Strasbourg. Voilà vingt et un ans que St-Art s’est installée dans le paysage français, une performance tant les événements se font et se défont à peine lancés. En 2014, la manifestation, en perte de vitesse, était reprise en main par GL Events, qui lançait alors un plan triennal sous la houlette de Patricia Houg, intronisée directrice artistique. Depuis, l’événement est sur de nouveaux rails. Pour appuyer sa légitimité, un comité scientifique a été constitué cette année, réunissant les invités des précédentes années : Olivier Kaeppelin, directeur de la Fondation Maeght ; Jean-Luc Monterosso, directeur de la Maison européenne de la photographie à Paris, et Michel Nuridsany, critique d’art. « Des personnalités qui surplombent la foire et son marché, sans être juges et parties », commente Patricia Houg.
Pour cette édition, organisée du 17 au 20 novembre, le nombre de galeries a été revu à la baisse : 79, contre 90 l’an dernier, après avoir subi « un tiers d’écrémage », assure l’ancienne galeriste. De fait, cette sélection accrue fait monter la qualité d’un cran et rend la circulation dans les allées plus agréable. Signe d’un renouveau, la foire a réussi à rallier Baudoin Lebon, venu avec les oiseaux de Laurent Perbos, assemblages ou dessins au papier carbone, les compositions géométriques d’Evsa Model ou encore un bel ensemble de Lucien Clergue. Huit galeries allemandes avaient fait le déplacement, mais la foire n’a pas encore exploité la carte européenne que lui permettrait sa situation géographique. « Les Allemands viennent mais malheureusement pas les grandes galeries. Nous subissons aussi la concurrence de Karlsruhe qui parvient à fédérer les collectionneurs, lesquels ne font pas alors le déplacement jusqu’à St-Art », déplore la galeriste strasbourgeoise Chantal Baumberger.

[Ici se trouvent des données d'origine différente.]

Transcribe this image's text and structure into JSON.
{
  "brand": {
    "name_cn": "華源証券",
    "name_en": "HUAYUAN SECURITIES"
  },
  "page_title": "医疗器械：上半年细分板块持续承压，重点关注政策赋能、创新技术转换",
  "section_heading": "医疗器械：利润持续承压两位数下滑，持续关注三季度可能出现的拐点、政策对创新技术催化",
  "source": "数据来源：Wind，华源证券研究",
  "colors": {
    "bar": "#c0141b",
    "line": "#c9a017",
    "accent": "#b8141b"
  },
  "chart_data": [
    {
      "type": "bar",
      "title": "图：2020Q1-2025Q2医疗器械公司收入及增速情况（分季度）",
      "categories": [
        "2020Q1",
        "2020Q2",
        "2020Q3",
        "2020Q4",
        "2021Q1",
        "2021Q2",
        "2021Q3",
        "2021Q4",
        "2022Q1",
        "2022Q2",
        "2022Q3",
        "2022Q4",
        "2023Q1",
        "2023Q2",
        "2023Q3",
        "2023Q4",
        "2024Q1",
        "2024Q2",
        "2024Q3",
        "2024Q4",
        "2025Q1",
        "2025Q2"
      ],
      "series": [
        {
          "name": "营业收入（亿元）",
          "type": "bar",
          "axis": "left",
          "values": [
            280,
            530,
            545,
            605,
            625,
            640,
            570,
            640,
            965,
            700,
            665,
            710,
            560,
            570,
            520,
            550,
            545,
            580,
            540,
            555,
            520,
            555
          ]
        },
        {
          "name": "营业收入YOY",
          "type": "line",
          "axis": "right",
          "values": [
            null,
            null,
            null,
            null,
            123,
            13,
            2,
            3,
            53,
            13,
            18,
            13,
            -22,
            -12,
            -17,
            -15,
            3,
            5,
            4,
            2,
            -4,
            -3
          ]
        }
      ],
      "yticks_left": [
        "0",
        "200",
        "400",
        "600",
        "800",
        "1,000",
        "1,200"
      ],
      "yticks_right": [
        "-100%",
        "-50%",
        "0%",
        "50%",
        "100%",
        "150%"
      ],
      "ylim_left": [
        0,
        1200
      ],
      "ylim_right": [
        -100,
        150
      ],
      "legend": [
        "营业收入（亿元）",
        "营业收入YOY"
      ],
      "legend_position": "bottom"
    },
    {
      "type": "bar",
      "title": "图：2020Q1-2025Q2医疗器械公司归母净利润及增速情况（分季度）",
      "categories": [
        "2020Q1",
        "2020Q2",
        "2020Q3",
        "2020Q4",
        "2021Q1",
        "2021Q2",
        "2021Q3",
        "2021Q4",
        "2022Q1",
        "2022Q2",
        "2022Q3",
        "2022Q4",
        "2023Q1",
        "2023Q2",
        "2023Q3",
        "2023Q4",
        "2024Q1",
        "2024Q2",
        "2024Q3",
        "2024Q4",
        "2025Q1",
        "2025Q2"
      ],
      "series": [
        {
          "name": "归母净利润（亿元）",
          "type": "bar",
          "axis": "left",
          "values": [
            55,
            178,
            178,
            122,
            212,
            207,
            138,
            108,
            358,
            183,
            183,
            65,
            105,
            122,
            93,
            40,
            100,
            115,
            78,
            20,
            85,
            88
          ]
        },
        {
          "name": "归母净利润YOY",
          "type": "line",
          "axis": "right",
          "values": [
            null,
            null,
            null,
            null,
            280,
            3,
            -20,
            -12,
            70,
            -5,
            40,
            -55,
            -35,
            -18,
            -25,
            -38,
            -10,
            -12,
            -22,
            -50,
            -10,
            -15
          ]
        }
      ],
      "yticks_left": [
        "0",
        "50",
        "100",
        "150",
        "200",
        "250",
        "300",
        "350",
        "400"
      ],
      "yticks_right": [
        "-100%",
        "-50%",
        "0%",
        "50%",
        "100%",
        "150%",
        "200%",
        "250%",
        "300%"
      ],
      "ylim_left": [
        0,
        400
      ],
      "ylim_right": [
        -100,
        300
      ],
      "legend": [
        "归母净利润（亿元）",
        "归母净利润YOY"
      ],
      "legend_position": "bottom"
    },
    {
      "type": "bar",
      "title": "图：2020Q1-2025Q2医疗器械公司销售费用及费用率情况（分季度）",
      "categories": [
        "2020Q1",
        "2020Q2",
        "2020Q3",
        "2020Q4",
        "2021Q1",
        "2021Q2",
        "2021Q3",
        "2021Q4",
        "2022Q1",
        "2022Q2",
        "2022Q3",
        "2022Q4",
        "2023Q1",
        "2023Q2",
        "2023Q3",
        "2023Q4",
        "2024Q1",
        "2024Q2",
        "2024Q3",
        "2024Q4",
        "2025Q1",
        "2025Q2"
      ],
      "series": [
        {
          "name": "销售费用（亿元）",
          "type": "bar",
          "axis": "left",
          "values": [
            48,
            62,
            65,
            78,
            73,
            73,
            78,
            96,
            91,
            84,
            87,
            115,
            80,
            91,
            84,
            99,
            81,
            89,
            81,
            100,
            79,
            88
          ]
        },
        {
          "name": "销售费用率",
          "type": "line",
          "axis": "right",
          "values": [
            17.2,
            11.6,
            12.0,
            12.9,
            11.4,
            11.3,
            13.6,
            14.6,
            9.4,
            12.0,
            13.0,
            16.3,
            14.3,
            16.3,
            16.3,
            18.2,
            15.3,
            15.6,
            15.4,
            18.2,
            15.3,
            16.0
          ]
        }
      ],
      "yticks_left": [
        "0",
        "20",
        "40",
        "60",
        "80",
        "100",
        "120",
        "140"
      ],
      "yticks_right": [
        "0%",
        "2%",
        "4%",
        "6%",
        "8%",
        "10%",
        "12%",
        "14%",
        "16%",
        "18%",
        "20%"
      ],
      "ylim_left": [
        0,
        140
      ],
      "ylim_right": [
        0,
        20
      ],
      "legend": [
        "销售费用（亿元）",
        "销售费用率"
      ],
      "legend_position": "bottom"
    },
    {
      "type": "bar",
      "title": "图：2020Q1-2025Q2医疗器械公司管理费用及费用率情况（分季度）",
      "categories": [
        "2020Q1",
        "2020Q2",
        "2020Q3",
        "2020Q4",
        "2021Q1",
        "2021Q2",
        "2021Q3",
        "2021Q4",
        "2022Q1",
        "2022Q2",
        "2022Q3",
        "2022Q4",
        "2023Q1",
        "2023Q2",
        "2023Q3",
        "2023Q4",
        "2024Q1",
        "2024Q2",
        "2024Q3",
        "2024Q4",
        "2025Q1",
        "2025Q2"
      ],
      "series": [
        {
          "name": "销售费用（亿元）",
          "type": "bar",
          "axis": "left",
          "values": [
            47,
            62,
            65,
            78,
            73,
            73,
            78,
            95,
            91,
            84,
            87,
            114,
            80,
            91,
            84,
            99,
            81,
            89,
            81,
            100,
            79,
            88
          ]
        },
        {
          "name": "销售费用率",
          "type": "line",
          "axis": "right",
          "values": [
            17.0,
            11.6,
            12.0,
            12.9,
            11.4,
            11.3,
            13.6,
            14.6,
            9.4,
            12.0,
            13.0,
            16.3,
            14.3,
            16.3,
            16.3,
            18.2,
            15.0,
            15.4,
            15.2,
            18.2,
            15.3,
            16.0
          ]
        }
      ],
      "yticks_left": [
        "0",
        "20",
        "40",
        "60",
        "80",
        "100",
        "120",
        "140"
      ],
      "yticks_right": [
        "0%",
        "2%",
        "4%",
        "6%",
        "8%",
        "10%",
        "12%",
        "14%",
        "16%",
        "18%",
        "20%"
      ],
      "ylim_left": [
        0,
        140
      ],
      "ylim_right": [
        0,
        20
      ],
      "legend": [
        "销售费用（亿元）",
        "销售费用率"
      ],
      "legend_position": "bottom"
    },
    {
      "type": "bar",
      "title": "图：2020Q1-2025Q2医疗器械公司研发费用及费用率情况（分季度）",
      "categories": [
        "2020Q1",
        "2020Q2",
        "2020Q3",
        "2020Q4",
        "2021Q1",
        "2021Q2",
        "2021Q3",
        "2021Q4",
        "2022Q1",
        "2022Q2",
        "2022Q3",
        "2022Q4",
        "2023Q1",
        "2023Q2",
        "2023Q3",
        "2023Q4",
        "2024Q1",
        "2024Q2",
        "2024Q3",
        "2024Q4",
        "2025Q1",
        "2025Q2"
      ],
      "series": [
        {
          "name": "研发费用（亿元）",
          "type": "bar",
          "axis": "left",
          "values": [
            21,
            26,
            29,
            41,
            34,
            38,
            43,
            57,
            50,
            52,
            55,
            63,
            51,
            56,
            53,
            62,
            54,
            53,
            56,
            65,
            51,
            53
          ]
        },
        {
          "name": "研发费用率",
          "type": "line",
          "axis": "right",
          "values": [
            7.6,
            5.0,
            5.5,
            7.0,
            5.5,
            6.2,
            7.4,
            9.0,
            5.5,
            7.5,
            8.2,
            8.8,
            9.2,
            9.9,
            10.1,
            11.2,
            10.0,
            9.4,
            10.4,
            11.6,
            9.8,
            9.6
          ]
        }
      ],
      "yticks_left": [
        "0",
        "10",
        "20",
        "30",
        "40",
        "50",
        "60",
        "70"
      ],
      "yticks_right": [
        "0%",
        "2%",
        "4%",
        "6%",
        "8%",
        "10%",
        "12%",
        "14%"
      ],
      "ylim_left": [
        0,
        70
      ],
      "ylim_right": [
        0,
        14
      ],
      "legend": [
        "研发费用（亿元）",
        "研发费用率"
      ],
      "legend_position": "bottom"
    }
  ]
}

La foire avait fait un joli coup en invitant la Fondation Bernard Venet (Le Muy, Var) : le public pouvait découvrir dès l’entrée, de Robert Morris, l’un de ses premières découpes de feutre de la série « Wall Hangings », en majesté face à une Poubelle d’Arman ou une compression automobile de César, auxquels répondait plus loin un diptyque en bois gravé rouge de Donald Judd. Pourquoi une telle incursion ? « Cela nous permet de toucher un public alsacien qui ne serait pas venu jusque dans le Sud », répondait son directeur, Alexandre Devals, sur le stand. La Fondation donnait le « la » d’un événement dont la hausse qualitative provenait avant tout de la présence d’artistes historiques. Ainsi de la galerie Kahn (Paris, Ars-en-Ré), avec un bel accrochage thématique, dont un mur entier consacré à Joseph Beuys. Chez Guy Pieters (Knokke-le-Zoute), des dessins préparatoires de Christo, parmi lesquels celui du projet déployé au lac d’Iseo l’an dernier, étaient présentés en regard de plusieurs Villeglé. Chez Sobering (Paris), le papier était roi, à travers un important ensemble de Pavlos – des affiches massicotées des années 1960 aux derniers travaux en cartes à jouer – aux côtés des illusions de papier froissé à l’encre de Chine de Thomas Barbey. À la galerie Jordan-Seydoux (Paris, Berlin, Zurich), plusieurs éditions de Baselitz côtoyaient les dernières gravures de Damien Deroubaix (2017). Était à voir encore, la carte blanche donnée par Olivier Kaeppelin à Damien Cabanes, qui immergeait le visiteur dans la couleur à travers ses formes abstraites ou figuratives.
Côté commerce, les échanges n’ont cependant pas encore été vibrants. Chantal Baumberger a cédé plusieurs œuvres d’Ernest Pignon-Ernest, une dizaine de gravures de Jaume Plensa accessibles à 900 euros ou un dessin de Louise Bourgeois. « Le palier de 1 000 euros est difficile à franchir. Et je parviens à vendre des noms, mais les jeunes artistes ne marchent pas tellement », confie la galeriste. Le succès est également venu couronner, jusqu’à 50 000 euros, des figures bien identifiées de l’histoire de l’art chez AD Galerie (Montpellier) qui exposait Robert Combas, Hervé di Rosa ou Erró. D’une autre génération, Florence Dussuyer, invitée en solo show à la galerie Au-delà des apparences (Annecy), a fait florès : vingt toiles ont été cédées entre 700 et 13 000 euros.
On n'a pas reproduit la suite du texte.